Brief description

Defines an object-oriented-friendly collection-like interface which persists and retrieves domain objects, and abstracts the domain from details on how to handle domain object to data and data to domain object translation.

What does it solve?

In order to implement a clear separation of concerns, the domain shouldn’t be responsible of implementing queries or persistence logic, but it should just implement simple or complex operations to get the state of some domain object and its associations, or operate over one or more domain objects to alter them.

Otherwise, usually arises a big issue: if domain would be the responsible of implementing querying and persistence, and many operations within the whole domain and others would need to repeat that code, wouldn’t be a high risk of breaking the domain itself? That is, each part of a given domain would be able to arbitrarily decide how to work with the persistence layer.

Another issue is that, how could domain rules be enforced by default to avoid breaking the whole domain form a central place?.

Solution

A clear separation of concerns on domain implementations introduces the requirement of having a code which can be identified as still domain but also as a boundary between the domain and the data persistence layer. This is what repository actually does.

Implementation details

In strongly-typed object-oriented programming languages, repository may be defined as an interface with a generic set of operations that may happen in any domain:

// Pseudo-code
interface IRepository
{
	void AddOrUpdate(DomainObject);
	void Remove(DomainObject);
	DomainObject GetById(DomainObjectId);
}

And using the interface segregation principle, if more operations are required (i.e. to implement more specific queries or persistence operations), more specific interfaces can be defined:

// Pseudo-code
// This interface extends IRepository with more requirements
interface ICustomerRepository : IRepository
{
	// A query to get top customers with pagination
	IList GetTopCustomers(startFrom, count);

	// Remove a customer by its alphanumeric code
	void RemoveByCode(code)
}

In dynamically-typed languages like JavaScript which don’t include interface semantics (they work using duck-typing), repositories can be implemented as either classes, prototypes or object literals:

class Repository {
	addOrUpdate(domainObject) {}		
	remove(domainObject) {}
	getById(domainObject) {}
}

// ...or...
var Repository = function() {};
Repository.prototype = {
	addOrUpdate: domainObject => {}		
	remove: domainObject => {}
	getById: domainObject => {}
}

// ...or...
var Repository = {
	addOrUpdate: domainObject => {}		
	remove: domainObject => {}
	getById: domainObject => {}
};

Implementation details of a given repository interface may vary depending on which is the underlying data storage. For example, the data storage may be SQL or NoSQL:

  • On SQL (i.e. relational) storage, a data mapper layer which is usually an object-relational mapper (OR/M) and repository may use it to persist and query data.
  • On NoSQL storage, there could or couldn’t be a data mapper at all, since some are very object-oriented friendly or provide an easy path to serialize objects to a string or binary representation of them.

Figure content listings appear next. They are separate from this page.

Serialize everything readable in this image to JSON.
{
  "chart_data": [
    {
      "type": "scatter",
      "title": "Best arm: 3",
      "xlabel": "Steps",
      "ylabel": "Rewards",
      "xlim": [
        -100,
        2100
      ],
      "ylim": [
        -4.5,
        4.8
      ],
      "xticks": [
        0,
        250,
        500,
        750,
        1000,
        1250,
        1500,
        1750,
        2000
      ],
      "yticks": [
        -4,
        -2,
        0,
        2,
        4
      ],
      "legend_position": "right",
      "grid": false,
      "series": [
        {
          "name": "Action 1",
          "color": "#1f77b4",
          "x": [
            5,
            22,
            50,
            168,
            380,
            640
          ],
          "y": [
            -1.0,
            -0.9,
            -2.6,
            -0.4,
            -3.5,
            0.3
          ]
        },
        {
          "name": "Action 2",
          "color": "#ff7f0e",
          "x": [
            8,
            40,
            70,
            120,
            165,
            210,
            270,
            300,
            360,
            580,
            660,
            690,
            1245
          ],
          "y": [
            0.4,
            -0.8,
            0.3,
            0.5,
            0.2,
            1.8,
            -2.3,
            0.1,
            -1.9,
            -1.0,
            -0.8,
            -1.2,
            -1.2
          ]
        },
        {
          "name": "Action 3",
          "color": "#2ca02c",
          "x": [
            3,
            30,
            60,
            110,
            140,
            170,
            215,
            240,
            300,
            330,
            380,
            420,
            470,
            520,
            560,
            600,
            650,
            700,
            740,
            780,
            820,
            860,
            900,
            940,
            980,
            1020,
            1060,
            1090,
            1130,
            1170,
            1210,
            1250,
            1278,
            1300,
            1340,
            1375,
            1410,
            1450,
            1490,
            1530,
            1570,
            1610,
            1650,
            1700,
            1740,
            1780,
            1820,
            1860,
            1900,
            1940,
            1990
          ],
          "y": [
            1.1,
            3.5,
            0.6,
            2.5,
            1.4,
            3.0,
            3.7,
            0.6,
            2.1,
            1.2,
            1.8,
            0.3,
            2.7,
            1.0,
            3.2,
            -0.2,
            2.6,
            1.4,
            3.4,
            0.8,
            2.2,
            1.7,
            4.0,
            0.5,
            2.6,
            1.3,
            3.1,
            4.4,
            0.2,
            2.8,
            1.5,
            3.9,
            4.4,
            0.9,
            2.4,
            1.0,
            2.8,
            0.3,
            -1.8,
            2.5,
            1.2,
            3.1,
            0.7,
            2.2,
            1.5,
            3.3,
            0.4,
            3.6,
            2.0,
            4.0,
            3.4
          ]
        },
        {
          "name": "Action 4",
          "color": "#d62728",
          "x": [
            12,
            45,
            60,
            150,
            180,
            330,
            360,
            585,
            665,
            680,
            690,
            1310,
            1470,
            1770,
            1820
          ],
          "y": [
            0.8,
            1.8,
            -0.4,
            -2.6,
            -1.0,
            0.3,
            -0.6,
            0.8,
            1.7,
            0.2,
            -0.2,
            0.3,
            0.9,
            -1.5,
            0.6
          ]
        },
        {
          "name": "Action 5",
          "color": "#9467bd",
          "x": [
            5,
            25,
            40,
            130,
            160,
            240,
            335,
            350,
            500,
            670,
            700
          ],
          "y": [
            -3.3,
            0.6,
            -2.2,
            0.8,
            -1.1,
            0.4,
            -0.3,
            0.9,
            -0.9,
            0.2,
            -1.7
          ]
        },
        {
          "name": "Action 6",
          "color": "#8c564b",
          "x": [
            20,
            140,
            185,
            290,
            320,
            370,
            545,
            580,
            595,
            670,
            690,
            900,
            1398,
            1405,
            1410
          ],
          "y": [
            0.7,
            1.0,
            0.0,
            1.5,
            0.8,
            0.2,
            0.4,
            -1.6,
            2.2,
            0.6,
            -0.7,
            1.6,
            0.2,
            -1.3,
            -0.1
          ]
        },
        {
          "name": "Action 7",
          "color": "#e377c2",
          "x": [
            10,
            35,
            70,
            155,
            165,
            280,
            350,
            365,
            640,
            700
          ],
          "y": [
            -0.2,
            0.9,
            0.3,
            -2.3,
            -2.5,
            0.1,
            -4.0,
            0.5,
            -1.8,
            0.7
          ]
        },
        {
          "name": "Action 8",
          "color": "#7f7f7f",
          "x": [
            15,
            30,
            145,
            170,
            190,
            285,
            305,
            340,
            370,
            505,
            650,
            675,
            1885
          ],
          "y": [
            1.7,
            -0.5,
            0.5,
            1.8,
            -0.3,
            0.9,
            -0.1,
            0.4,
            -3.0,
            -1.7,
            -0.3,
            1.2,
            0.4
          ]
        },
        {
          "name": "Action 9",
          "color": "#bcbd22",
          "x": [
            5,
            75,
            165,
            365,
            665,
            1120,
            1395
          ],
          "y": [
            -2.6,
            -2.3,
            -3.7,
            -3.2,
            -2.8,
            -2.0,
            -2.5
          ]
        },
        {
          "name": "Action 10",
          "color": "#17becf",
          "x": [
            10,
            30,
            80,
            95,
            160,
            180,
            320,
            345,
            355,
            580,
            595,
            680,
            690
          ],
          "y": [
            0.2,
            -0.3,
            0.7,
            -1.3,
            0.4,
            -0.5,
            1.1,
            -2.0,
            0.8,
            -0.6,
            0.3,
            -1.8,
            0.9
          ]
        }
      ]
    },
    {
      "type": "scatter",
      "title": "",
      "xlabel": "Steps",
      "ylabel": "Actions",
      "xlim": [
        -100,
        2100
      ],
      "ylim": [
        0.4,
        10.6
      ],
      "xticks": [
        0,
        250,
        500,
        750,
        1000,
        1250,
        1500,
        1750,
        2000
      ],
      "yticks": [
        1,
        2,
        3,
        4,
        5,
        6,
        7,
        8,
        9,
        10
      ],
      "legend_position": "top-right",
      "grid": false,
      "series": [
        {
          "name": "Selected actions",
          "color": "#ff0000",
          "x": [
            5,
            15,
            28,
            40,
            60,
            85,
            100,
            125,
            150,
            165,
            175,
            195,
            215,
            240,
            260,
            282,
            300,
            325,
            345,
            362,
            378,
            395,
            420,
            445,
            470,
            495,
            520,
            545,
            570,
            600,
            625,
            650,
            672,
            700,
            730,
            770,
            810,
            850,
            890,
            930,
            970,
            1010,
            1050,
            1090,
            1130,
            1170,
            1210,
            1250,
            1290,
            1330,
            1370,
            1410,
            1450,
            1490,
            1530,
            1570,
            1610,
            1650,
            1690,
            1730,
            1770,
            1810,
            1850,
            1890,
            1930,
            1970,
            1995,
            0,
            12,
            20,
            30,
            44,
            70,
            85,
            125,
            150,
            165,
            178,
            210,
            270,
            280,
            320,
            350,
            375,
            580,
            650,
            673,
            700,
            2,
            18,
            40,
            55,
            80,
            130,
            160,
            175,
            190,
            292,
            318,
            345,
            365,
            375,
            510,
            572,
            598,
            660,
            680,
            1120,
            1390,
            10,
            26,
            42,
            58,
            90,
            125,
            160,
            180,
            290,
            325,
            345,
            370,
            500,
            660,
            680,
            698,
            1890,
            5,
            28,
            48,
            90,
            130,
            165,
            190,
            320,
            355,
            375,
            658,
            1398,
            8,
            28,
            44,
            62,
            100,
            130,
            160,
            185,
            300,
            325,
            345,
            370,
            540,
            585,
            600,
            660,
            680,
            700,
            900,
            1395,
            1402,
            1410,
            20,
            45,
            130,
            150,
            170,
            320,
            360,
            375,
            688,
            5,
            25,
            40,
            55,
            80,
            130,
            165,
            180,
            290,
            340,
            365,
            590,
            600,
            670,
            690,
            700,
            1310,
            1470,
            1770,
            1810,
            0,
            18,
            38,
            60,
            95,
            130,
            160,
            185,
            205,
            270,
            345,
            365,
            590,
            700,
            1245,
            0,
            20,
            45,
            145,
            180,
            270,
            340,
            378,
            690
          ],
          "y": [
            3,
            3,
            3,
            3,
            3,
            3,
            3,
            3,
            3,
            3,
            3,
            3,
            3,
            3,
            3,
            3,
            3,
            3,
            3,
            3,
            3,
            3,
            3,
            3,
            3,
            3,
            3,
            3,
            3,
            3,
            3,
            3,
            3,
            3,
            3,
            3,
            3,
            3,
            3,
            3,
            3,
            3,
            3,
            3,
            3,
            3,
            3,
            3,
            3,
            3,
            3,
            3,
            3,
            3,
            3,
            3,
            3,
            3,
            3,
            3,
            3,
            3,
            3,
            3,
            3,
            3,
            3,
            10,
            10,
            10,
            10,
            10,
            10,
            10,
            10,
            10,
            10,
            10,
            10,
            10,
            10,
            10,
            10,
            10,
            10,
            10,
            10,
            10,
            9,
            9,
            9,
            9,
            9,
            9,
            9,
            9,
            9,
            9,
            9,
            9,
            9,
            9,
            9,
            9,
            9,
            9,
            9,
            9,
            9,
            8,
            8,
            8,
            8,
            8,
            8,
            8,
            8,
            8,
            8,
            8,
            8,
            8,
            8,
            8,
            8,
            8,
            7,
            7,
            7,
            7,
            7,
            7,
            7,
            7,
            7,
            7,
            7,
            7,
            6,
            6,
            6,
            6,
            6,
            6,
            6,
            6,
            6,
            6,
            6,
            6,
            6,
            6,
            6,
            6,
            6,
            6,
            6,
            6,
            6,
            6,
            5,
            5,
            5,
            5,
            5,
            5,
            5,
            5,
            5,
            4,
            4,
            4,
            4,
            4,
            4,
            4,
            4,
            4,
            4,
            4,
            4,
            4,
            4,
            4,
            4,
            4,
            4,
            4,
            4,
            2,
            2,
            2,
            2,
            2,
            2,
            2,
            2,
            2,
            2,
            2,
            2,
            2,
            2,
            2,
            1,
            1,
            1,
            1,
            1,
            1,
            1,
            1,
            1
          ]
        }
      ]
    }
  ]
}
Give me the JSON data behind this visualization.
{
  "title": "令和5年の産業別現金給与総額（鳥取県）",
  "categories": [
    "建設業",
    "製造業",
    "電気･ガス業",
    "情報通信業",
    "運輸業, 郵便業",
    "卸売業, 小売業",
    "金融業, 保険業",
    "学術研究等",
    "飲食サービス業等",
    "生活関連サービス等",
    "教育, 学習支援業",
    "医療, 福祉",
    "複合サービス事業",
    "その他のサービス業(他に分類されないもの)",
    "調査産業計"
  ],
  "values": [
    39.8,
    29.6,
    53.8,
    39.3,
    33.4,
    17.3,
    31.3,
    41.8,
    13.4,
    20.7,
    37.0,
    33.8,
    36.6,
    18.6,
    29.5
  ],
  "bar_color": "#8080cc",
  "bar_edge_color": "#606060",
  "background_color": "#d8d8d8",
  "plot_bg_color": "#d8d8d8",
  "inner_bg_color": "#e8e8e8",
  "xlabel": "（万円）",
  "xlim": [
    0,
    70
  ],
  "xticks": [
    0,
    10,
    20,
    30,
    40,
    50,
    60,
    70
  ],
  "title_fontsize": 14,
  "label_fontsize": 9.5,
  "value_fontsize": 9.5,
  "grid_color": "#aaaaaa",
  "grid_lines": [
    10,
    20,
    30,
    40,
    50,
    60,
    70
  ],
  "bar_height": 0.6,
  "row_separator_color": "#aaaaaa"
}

Whichever is the underlying data storage paradigm, it’s important that queries implemented as methods of a given repository should start and end in their declaring repository. That is, a given layer should perform operations agains some repository and repository shouldn’t let an upper layer specialize a query that can be represented by a repository operation. In other words, a GetAll() operation is discouraged:

// Pseudo-code
interface ICustomerRepository
{
	// Returns all stored customers...
	IList GetAll();
}

// Retrieving all customers...
IList allCustomers = customerRepository.GetAll();
// ...and now we could apply filters on the returned list:
IList customersStartingWithALetter = allCustomers.Where(customer => customer.Name.StartsWith("A"));

It is absolutely discouraged because:

  • It may retrieve all objects to memory.
  • Some simple or complex filters and other kind of operations may be sent as commands to the underlying data storage, and a given data mapper or data access strategy may retrieve the filtered data already. Using a GetAll() operation can’t be implemented this way.
  • A GetAll() derives the responsibility of querying persisted domain objects to a layer different than the repository. The role of a repository is to mediate between the domain and a data mapper or other data access strategies. If the domain can add behavior to a query started by a given repository, then the repository itself is useless.